İmzalanan anlaşmaların hayırlara vesile olmasını dileyen Cumhurbaşkanı Erdoğan, bir gazetecinin CHP Genel Başkanı Kemal Kılıçdaroğlu’nun TBMM Başkanı İsmail Kahraman’ın davetini geri çevirmesine ilişkin sorusu üzerine, Kahraman’ın parlamentodaki parti genel başkanlarına yaptığı davetin kendisiyle alakalı olmadığını söyledi.
Yapılan davetin sadece yeni anayasanın görüşülmesiyle ilgili olduğunu belirten Erdoğan, “Bu yeni anayasanın görüşülmesi, müzakeresi ve mutabakat sağlanabilirse alınacak netice ülkemi̇zi̇n geleceği̇ i̇çi̇ndi̇r ve burada şahsımla ilgili ‘olur mu, olmaz mı’ böyle bir değerlendirme söz konusu değil” dedi.
“Ana Muhalefet Partisi Genel Başkanı’nın yaptığı ipe un sermek”
“Ana Muhalefet Partisi Genel Başkanı’nın şu andaki tavırları ipe un sermekten başka bir şey değildir” diyen Cumhurbaşkanı Erdoğan, şöyle devam etti:
“Eğer dürüstseniz masadan kaçmazsınız.
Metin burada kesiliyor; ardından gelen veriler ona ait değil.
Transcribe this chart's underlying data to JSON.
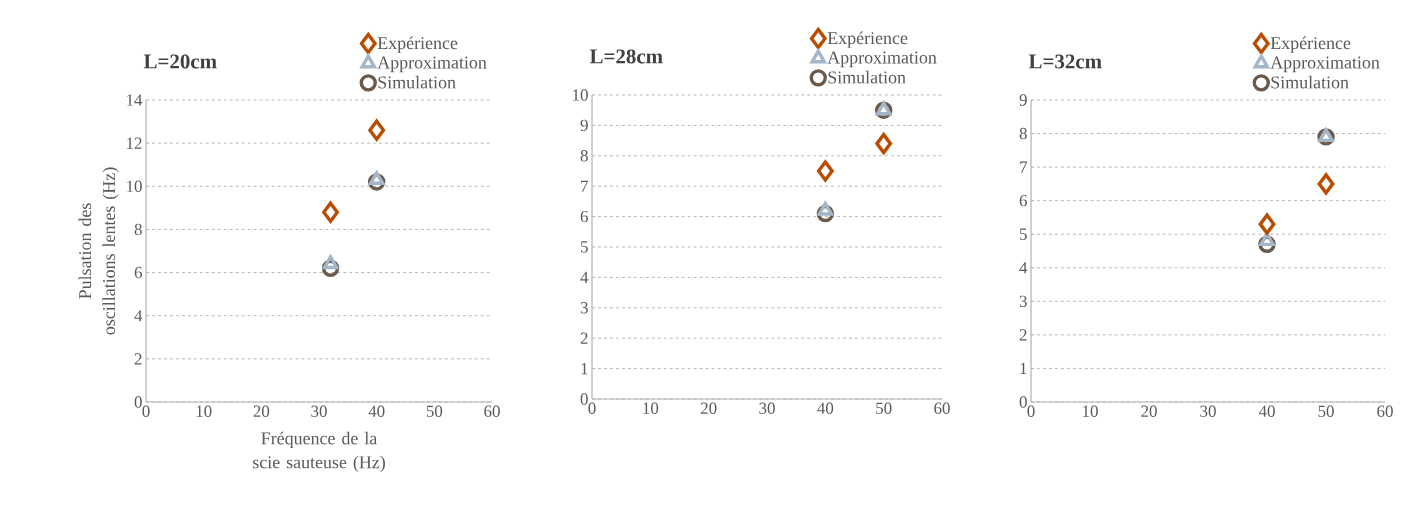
{
  "chart_data": [
    {
      "type": "scatter",
      "title": "L=20cm",
      "xlabel": "Fréquence de la scie sauteuse (Hz)",
      "ylabel": "Pulsation des oscillations lentes (Hz)",
      "xlim": [
        0,
        60
      ],
      "xticks": [
        0,
        10,
        20,
        30,
        40,
        50,
        60
      ],
      "ylim": [
        0,
        14
      ],
      "yticks": [
        0,
        2,
        4,
        6,
        8,
        10,
        12,
        14
      ],
      "grid": "y",
      "legend": "top right",
      "series": [
        {
          "name": "Expérience",
          "color": "#b84c00",
          "marker": "diamond",
          "x": [
            32,
            40
          ],
          "values": [
            8.8,
            12.6
          ]
        },
        {
          "name": "Approximation",
          "color": "#a3b6ca",
          "marker": "triangle",
          "x": [
            32,
            40
          ],
          "values": [
            6.4,
            10.3
          ]
        },
        {
          "name": "Simulation",
          "color": "#6b5a4a",
          "marker": "circle",
          "x": [
            32,
            40
          ],
          "values": [
            6.2,
            10.2
          ]
        }
      ]
    },
    {
      "type": "scatter",
      "title": "L=28cm",
      "xlim": [
        0,
        60
      ],
      "xticks": [
        0,
        10,
        20,
        30,
        40,
        50,
        60
      ],
      "ylim": [
        0,
        10
      ],
      "yticks": [
        0,
        1,
        2,
        3,
        4,
        5,
        6,
        7,
        8,
        9,
        10
      ],
      "grid": "y",
      "legend": "top right",
      "series": [
        {
          "name": "Expérience",
          "color": "#b84c00",
          "marker": "diamond",
          "x": [
            40,
            50
          ],
          "values": [
            7.5,
            8.4
          ]
        },
        {
          "name": "Approximation",
          "color": "#a3b6ca",
          "marker": "triangle",
          "x": [
            40,
            50
          ],
          "values": [
            6.2,
            9.5
          ]
        },
        {
          "name": "Simulation",
          "color": "#6b5a4a",
          "marker": "circle",
          "x": [
            40,
            50
          ],
          "values": [
            6.1,
            9.5
          ]
        }
      ]
    },
    {
      "type": "scatter",
      "title": "L=32cm",
      "xlim": [
        0,
        60
      ],
      "xticks": [
        0,
        10,
        20,
        30,
        40,
        50,
        60
      ],
      "ylim": [
        0,
        9
      ],
      "yticks": [
        0,
        1,
        2,
        3,
        4,
        5,
        6,
        7,
        8,
        9
      ],
      "grid": "y",
      "legend": "top right",
      "series": [
        {
          "name": "Expérience",
          "color": "#b84c00",
          "marker": "diamond",
          "x": [
            40,
            50
          ],
          "values": [
            5.3,
            6.5
          ]
        },
        {
          "name": "Approximation",
          "color": "#a3b6ca",
          "marker": "triangle",
          "x": [
            40,
            50
          ],
          "values": [
            4.8,
            7.9
          ]
        },
        {
          "name": "Simulation",
          "color": "#6b5a4a",
          "marker": "circle",
          "x": [
            40,
            50
          ],
          "values": [
            4.7,
            7.9
          ]
        }
      ]
    }
  ]
}
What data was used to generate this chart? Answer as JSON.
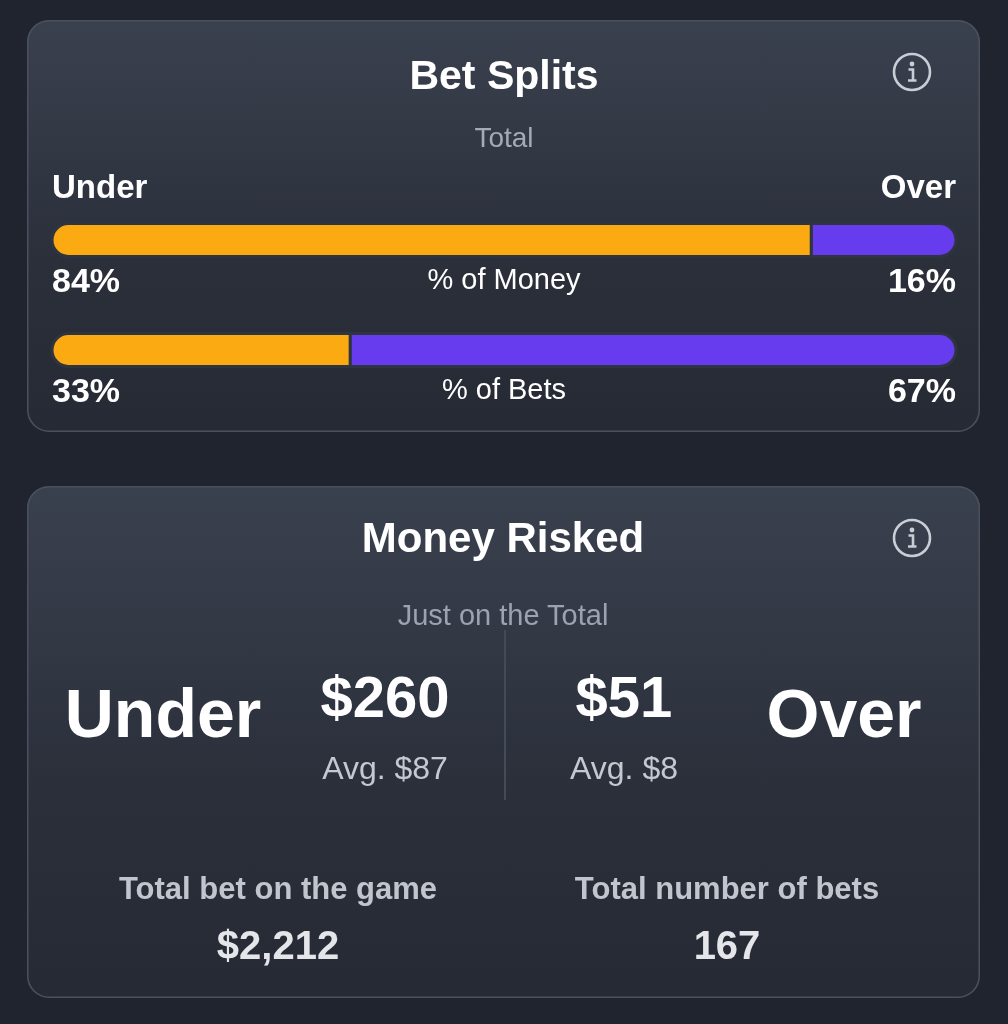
{
  "chart_data": [
    {
      "type": "bar",
      "orientation": "horizontal",
      "stacked": true,
      "title": "Bet Splits",
      "subtitle": "Total",
      "categories": [
        "% of Money",
        "% of Bets"
      ],
      "xlim": [
        0,
        100
      ],
      "tick_labels": "y",
      "legend": false,
      "series": [
        {
          "name": "Under",
          "color": "#fcaa12",
          "values": [
            84,
            33
          ],
          "value_labels": [
            "84%",
            "33%"
          ]
        },
        {
          "name": "Over",
          "color": "#673cef",
          "values": [
            16,
            67
          ],
          "value_labels": [
            "16%",
            "67%"
          ]
        }
      ]
    },
    {
      "type": "other",
      "title": "Money Risked",
      "subtitle": "Just on the Total",
      "annotations": [
        "Under",
        "$260",
        "Avg. $87",
        "$51",
        "Avg. $8",
        "Over",
        "Total bet on the game",
        "$2,212",
        "Total number of bets",
        "167"
      ]
    }
  ]
}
Bakın bundan önce bir cumhurbaşkanlığı seçimi yapıldı, ilk defa halka gitmek suretiyle yapılan bir cumhurbaşkanlığı seçimiydi ve bu cumhurbaşkanlığı seçimine bir genel başkan olarak siz kendiniz katılmadınız. Dışarıdan bir ısmarlama aday çıkardınız, üzerinde 14 siyasi parti birleştiniz ama milletim sizde ittifak etmedi, milletim şahsım üzerinde, yüzde 52 ile ittifak etti ve bizi cumhurbaşkanı olarak görevlendirdi. Şimdi meydanlarda söz verdiğiniz yeni anayasanın yapımıyla ilgili dört siyasi partinin üçer tane temsilcisi var, burada iktidar partisinin 317 milletvekili var, 317 milletvekili 3 kişiyle temsil ediliyor ama bunun karşısında, 233 milletvekili var. 233 milletvekili ise 9 milletvekiliyle temsil ediliyor.”
“Burada yine nihai kararı verecek olan iktidar partisi vasıtasıyla millettir”
Bunun adil bir yaklaşım olmadığını dile getiren Cumhurbaşkanı Erdoğan, “Ama iktidar partisi, benim dönemimde de biz bunu uyguladık, burada ‘üzümü yiyelim, bağcıyla işimiz yok’ anlayışından hareketle ‘gelin çalışalım, şu işi bitirelim’ dediler ama yine kaçtılar gittiler. Hiçbir zaman sorun çözmek için değil, tam aksine sorun meydana getirmek için varlar” ifadelerini kullandı.